If your motherboard doesn’t have the screw or spacer, check the box – it may come in a small plastic bag. If your motherboard has an M.2 shield, you will need two screws to attach it to the motherboard.
Step 3: Prepare for the M.2 SSD installation
Now is the time to touch something made of metal, such as a metal furniture leg, to ground yourself, and then grab a screwdriver. Loosen the screw on the spacer and put it somewhere safe – you don’t want to lose a screw or roll it on your motherboard.
For those of you with a shield, unscrew it from the motherboard, but pay attention to the bottom, where there should be a thermal pad with a piece of plastic over it. Don’t remove the plastic just yet – put the shield in a safe place.

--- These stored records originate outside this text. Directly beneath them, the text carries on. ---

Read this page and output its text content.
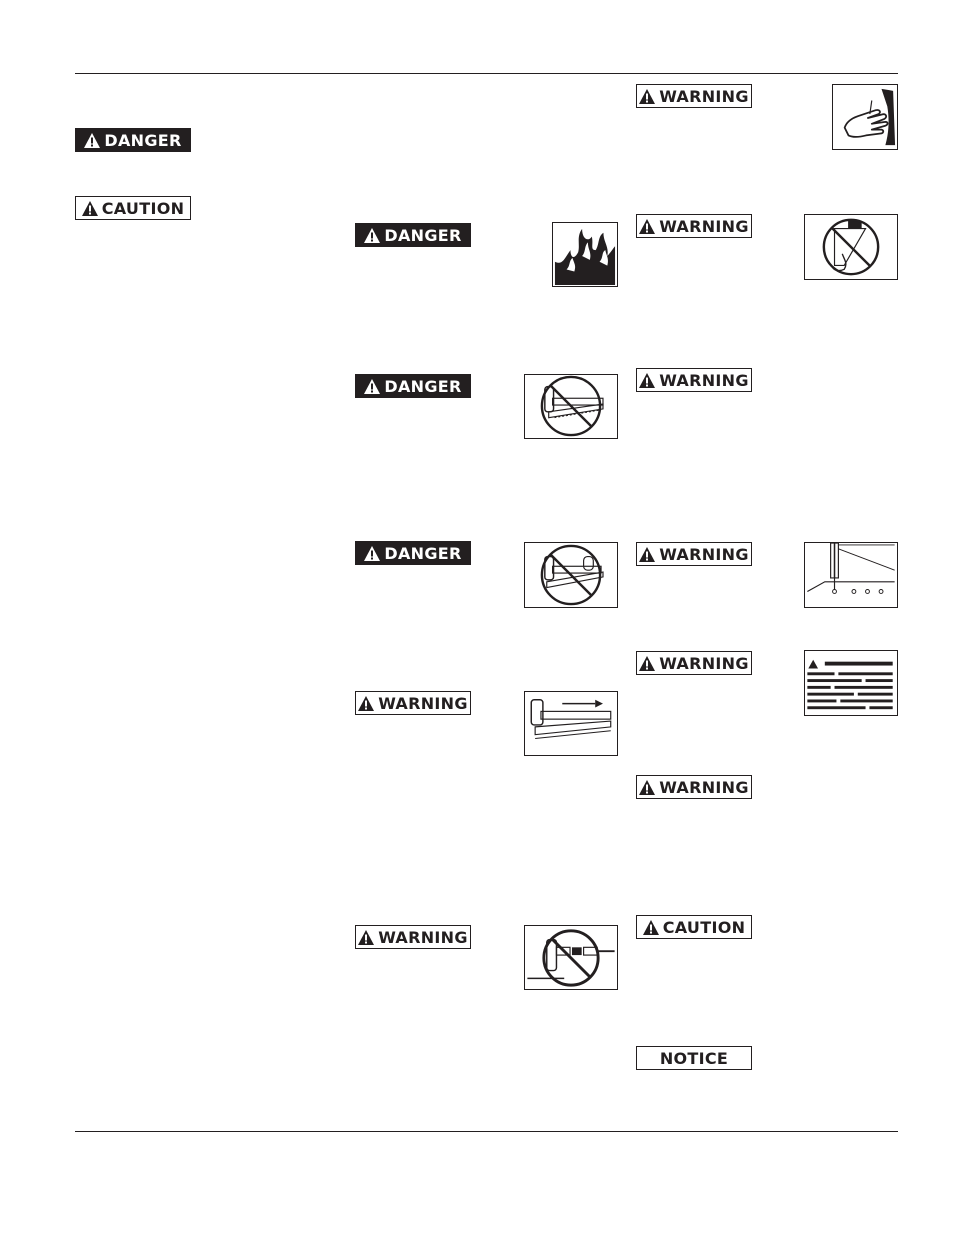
DANGER
CAUTION
DANGER
DANGER
DANGER
WARNING
WARNING
WARNING
WARNING
WARNING
WARNING
WARNING
WARNING
CAUTION
NOTICE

The most common M.2 size is 80 millimeters, but you should at least make sure that the spacer is correctly positioned for your drive size. Move the disc over the slot and note its length. If necessary, use pliers to loosen the spacer and move it to the correct length position. Make sure the spacer is screwed on completely – not too tight, just plain tight. You don’t want it spinning while we try to install the propeller.
For those of you with shields, you probably don’t have a distance. Instead, there should be some sort of square bracket for the drive to rest on while the shield holds it in place.
Step 4: M.2 SSD installation
The next step is to insert the disc. Think of the “top” of the disc as the side with the label or sticker of the brand. The edge with the semicircular notch is held in place by the screw. The gold contact edge is what we insert into the M.2 slot.
There is a small notch that divides the contact points into two parts. You want to align that notch with a notch in the M.2 slot, with the top of the drive facing up. Firmly insert the disc at an angle of about 15 degrees until no more yielding and release.
If you have a screw-and-spacer-based system, you’ll want to press the disc down so that it lies flat and the semicircular notch lines up with the spacer. While holding the drive flat, insert the screw and tighten it to a comfortable point. Be careful not to overtighten or you risk damaging the drive, screw or motherboard. If you installed it correctly, the drive shouldn’t slide in place at all.
For those of you with shields, you have a bit more to struggle, so take your time for these next steps.
Since there is no screw to keep the drive flat, you will need to hold it down while placing the shield over it, or get help from someone who can hold it flat while you grasp the shield. It may help to perform a dry run before removing the plastic sheet from the thermal pad – just make sure not to leave that plastic on permanently!
When you’re done, take the plastic off and lower the shield straight onto the disc. It is important to lower it straight onto the disc as the thermal pad is sticky and the disc can slide out of the slot if you slide it after it is attached to the shield. If it does, don’t panic: gently remove the SSD from the thermal pad and start over.
The hardest part here is aligning the screws up to the spacers. One trick is to hold the screws in place on the shield while you lower it. This allows the screws to hit the spacers before the thermal pad hits the drive.
Once the screws are aligned, lower the shield into place and tighten the screws. Again, there is no need to over-tighten them – it just needs to be snug.
M.2 SSD Installation: Final Notes
The last thing to note here is that some M.2 SSDs have their own built-in heat sink. An Adata XPG Gammix S70 drive we reviewed had a heat sink so large that installing the drive was a challenge. Most we’ve tested are less intrusive.
If your motherboard has a shield, you don’t want to place that over the included heat sink. Just keep the shield somewhere safe in case you need it in the future.
Next, we’ll dive into installing a 2.5-inch SATA SSD.